Telomeres consist of repeats of G-rich sequence at the end of chromosomes. These DNA repeats are synthesized by enzymatic activity associated with an RNA protein complex called telomerase. In most somatic cells, telomerase activity is insufficient, and telomere length decreases with increasing cell division, resulting in an irreversible cell growth arrest, termed cellular senescence. Cellular senescence is associated with an array of phenotypic changes suggestive of aging. Until recently, cellular senescence has largely been studied as an in-vitro phenomenon; however, there is accumulating evidence that indicates a critical role of telomere function in the pathogenesis of human atherosclerosis. This review attempts to summarize recent work in vascular biology that supports the "telomere hypothesis". We discuss the possible relevance of telomere function to vascular aging and the therapeutic potential of telomere manipulation.

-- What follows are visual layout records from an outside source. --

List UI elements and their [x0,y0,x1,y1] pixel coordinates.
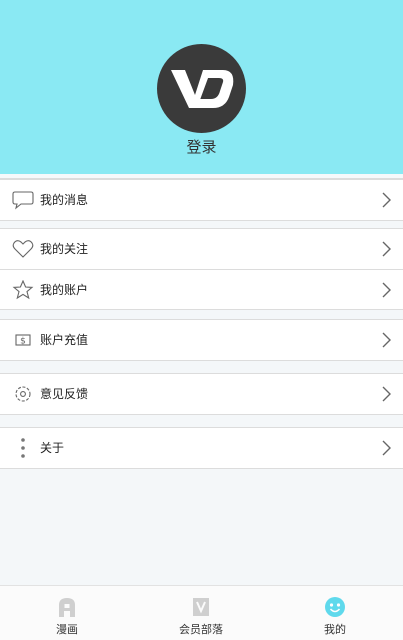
chevron-right-icon [382,386,391,402]
menu-group-about: 关于 [0,427,403,469]
menu-group-messages: 我的消息 [0,179,403,221]
svg-text:$: $ [20,337,26,347]
smiley-face-icon [325,597,345,617]
menu-item-label: 意见反馈 [40,387,89,401]
chevron-right-icon [382,332,391,348]
menu-item-label: 我的消息 [40,193,89,207]
message-bubble-icon [12,190,34,210]
tab-label: 漫画 [56,623,78,636]
dollar-bill-icon: $ [12,330,34,350]
star-icon [12,280,34,300]
tab-mine[interactable]: 我的 [268,586,402,640]
menu-item-recharge[interactable]: $ 账户充值 [0,320,403,360]
chevron-right-icon [382,192,391,208]
tab-label: 我的 [324,623,346,636]
menu-group-recharge: $ 账户充值 [0,319,403,361]
menu-item-my-follows[interactable]: 我的关注 [0,229,403,269]
vd-logo-icon [170,69,233,108]
menu-item-label: 关于 [40,441,65,455]
login-label[interactable]: 登录 [0,137,403,157]
profile-header: 登录 [0,0,403,174]
menu-item-label: 我的关注 [40,242,89,256]
menu-item-my-account[interactable]: 我的账户 [0,269,403,309]
tab-label: 会员部落 [179,623,223,636]
chevron-right-icon [382,440,391,456]
comic-icon [59,598,75,617]
bottom-tab-bar: 漫画 会员部落 我的 [0,585,403,640]
chevron-right-icon [382,282,391,298]
tab-vip-tribe[interactable]: 会员部落 [134,586,268,640]
menu-group-feedback: 意见反馈 [0,373,403,415]
heart-icon [12,239,34,259]
menu-group-follow-account: 我的关注 我的账户 [0,228,403,310]
tab-comic[interactable]: 漫画 [0,586,134,640]
vip-tribe-icon [193,598,209,616]
menu-item-feedback[interactable]: 意见反馈 [0,374,403,414]
menu-item-my-messages[interactable]: 我的消息 [0,180,403,220]
gear-icon [12,384,34,404]
menu-item-label: 我的账户 [40,283,89,297]
avatar[interactable] [157,44,246,133]
more-vertical-icon [12,438,34,458]
menu-item-label: 账户充值 [40,333,89,347]
menu-item-about[interactable]: 关于 [0,428,403,468]
chevron-right-icon [382,241,391,257]
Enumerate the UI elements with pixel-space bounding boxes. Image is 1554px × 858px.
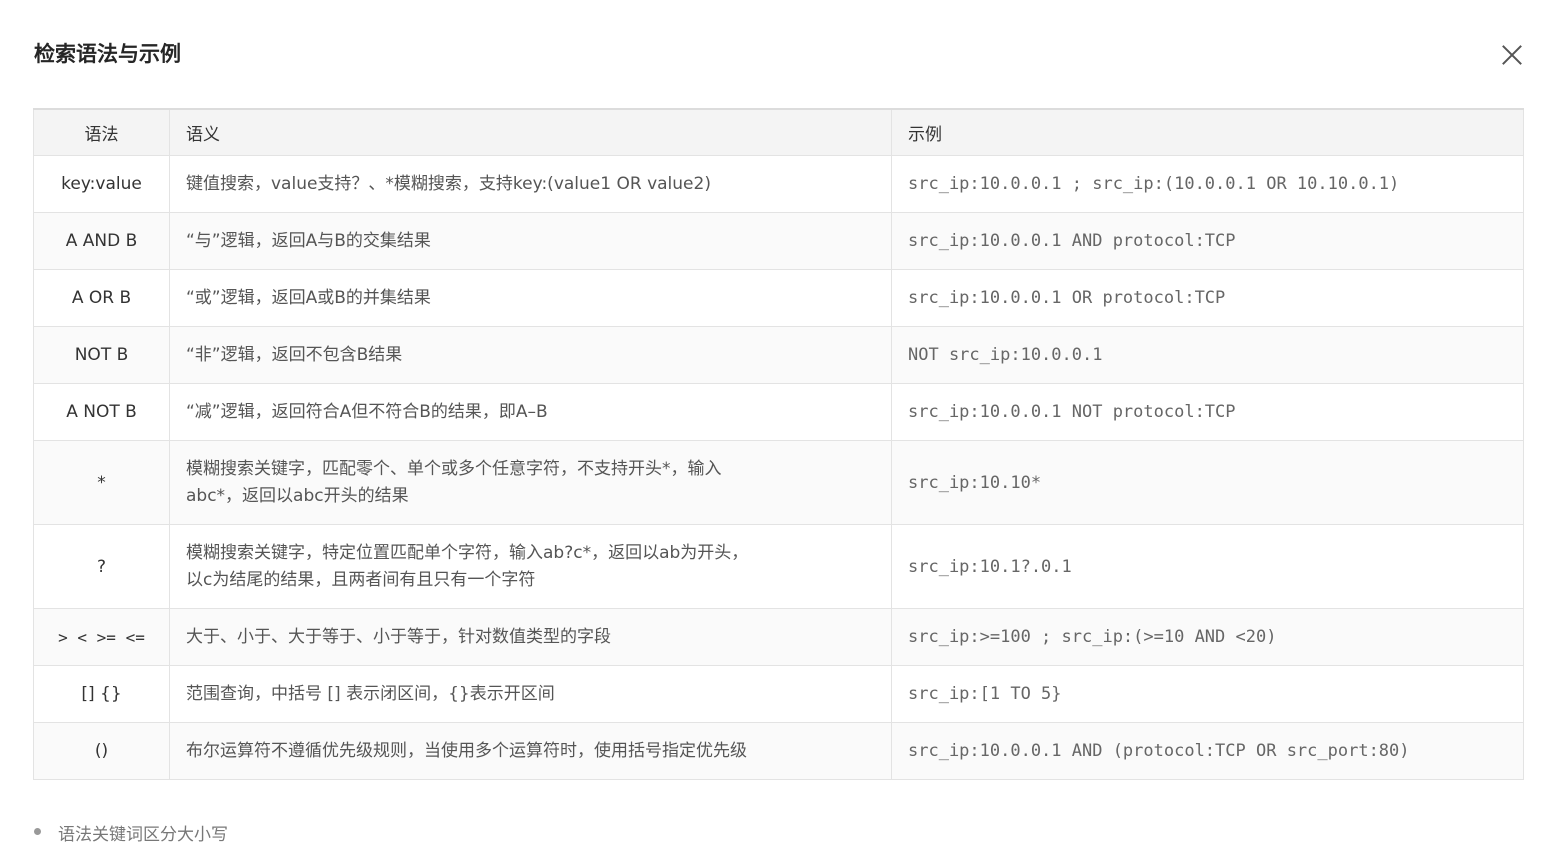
table-row: () 布尔运算符不遵循优先级规则，当使用多个运算符时，使用括号指定优先级 src… — [33, 722, 1524, 780]
table-row: ? 模糊搜索关键字，特定位置匹配单个字符，输入ab?c*，返回以ab为开头， 以… — [33, 524, 1524, 609]
meaning-cell: “或”逻辑，返回A或B的并集结果 — [169, 269, 892, 327]
table-row: A NOT B “减”逻辑，返回符合A但不符合B的结果，即A–B src_ip:… — [33, 383, 1524, 441]
example-cell: src_ip:>=100 ; src_ip:(>=10 AND <20) — [891, 608, 1524, 666]
meaning-cell: 模糊搜索关键字，特定位置匹配单个字符，输入ab?c*，返回以ab为开头， 以c为… — [169, 524, 892, 609]
meaning-cell: 键值搜索，value支持？、*模糊搜索，支持key:(value1 OR val… — [169, 155, 892, 213]
syntax-cell: A NOT B — [33, 383, 170, 441]
syntax-cell: A OR B — [33, 269, 170, 327]
table-row: * 模糊搜索关键字，匹配零个、单个或多个任意字符，不支持开头*，输入 abc*，… — [33, 440, 1524, 525]
meaning-cell: “非”逻辑，返回不包含B结果 — [169, 326, 892, 384]
table-row: A OR B “或”逻辑，返回A或B的并集结果 src_ip:10.0.0.1 … — [33, 269, 1524, 327]
dialog-title: 检索语法与示例 — [34, 42, 181, 66]
syntax-cell: ? — [33, 524, 170, 609]
example-cell: src_ip:10.10* — [891, 440, 1524, 525]
meaning-cell: 大于、小于、大于等于、小于等于，针对数值类型的字段 — [169, 608, 892, 666]
syntax-cell: key:value — [33, 155, 170, 213]
meaning-line: abc*，返回以abc开头的结果 — [186, 485, 409, 506]
syntax-table: 语法 语义 示例 key:value 键值搜索，value支持？、*模糊搜索，支… — [33, 108, 1524, 780]
meaning-cell: 布尔运算符不遵循优先级规则，当使用多个运算符时，使用括号指定优先级 — [169, 722, 892, 780]
header-syntax: 语法 — [33, 108, 170, 156]
syntax-cell: NOT B — [33, 326, 170, 384]
example-cell: src_ip:10.0.0.1 NOT protocol:TCP — [891, 383, 1524, 441]
table-row: key:value 键值搜索，value支持？、*模糊搜索，支持key:(val… — [33, 155, 1524, 213]
table-header-row: 语法 语义 示例 — [33, 108, 1524, 156]
example-cell: src_ip:[1 TO 5} — [891, 665, 1524, 723]
header-example: 示例 — [891, 108, 1524, 156]
syntax-cell: A AND B — [33, 212, 170, 270]
table-row: [] {} 范围查询，中括号 [] 表示闭区间，{}表示开区间 src_ip:[… — [33, 665, 1524, 723]
meaning-cell: “减”逻辑，返回符合A但不符合B的结果，即A–B — [169, 383, 892, 441]
table-row: A AND B “与”逻辑，返回A与B的交集结果 src_ip:10.0.0.1… — [33, 212, 1524, 270]
example-cell: src_ip:10.0.0.1 AND protocol:TCP — [891, 212, 1524, 270]
close-icon[interactable] — [1500, 42, 1524, 66]
example-cell: src_ip:10.0.0.1 ; src_ip:(10.0.0.1 OR 10… — [891, 155, 1524, 213]
notes-list: 语法关键词区分大小写 — [34, 820, 228, 845]
syntax-cell: > < >= <= — [33, 608, 170, 666]
syntax-cell: () — [33, 722, 170, 780]
note-item: 语法关键词区分大小写 — [34, 820, 228, 845]
syntax-cell: [] {} — [33, 665, 170, 723]
example-cell: src_ip:10.0.0.1 AND (protocol:TCP OR src… — [891, 722, 1524, 780]
example-cell: src_ip:10.1?.0.1 — [891, 524, 1524, 609]
header-meaning: 语义 — [169, 108, 892, 156]
syntax-cell: * — [33, 440, 170, 525]
meaning-line: 模糊搜索关键字，特定位置匹配单个字符，输入ab?c*，返回以ab为开头， — [186, 542, 749, 563]
meaning-line: 以c为结尾的结果，且两者间有且只有一个字符 — [186, 569, 536, 590]
meaning-line: 模糊搜索关键字，匹配零个、单个或多个任意字符，不支持开头*，输入 — [186, 458, 722, 479]
meaning-cell: 模糊搜索关键字，匹配零个、单个或多个任意字符，不支持开头*，输入 abc*，返回… — [169, 440, 892, 525]
example-cell: NOT src_ip:10.0.0.1 — [891, 326, 1524, 384]
meaning-cell: “与”逻辑，返回A与B的交集结果 — [169, 212, 892, 270]
meaning-cell: 范围查询，中括号 [] 表示闭区间，{}表示开区间 — [169, 665, 892, 723]
table-row: NOT B “非”逻辑，返回不包含B结果 NOT src_ip:10.0.0.1 — [33, 326, 1524, 384]
table-row: > < >= <= 大于、小于、大于等于、小于等于，针对数值类型的字段 src_… — [33, 608, 1524, 666]
example-cell: src_ip:10.0.0.1 OR protocol:TCP — [891, 269, 1524, 327]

It has been reported that many of the changes in senescent vascular cell behavior are consistent with known changes seen in age-related vascular diseases. Introduction of telomere malfunction has been shown to lead to endothelial dysfunction that promotes atherogenesis, whereas telomere lengthening extends cell lifespan and protects against endothelial dysfunction associated with senescence. Indeed, recent studies have demonstrated that telomere attrition and cellular senescence occur in the blood vessels and are associated with human atherosclerosis.


Recent findings suggest that vascular cell senescence induced by telomere shortening may contribute to atherogenesis and may provide insights into a novel treatment of antisenescence to prevent atherosclerosis.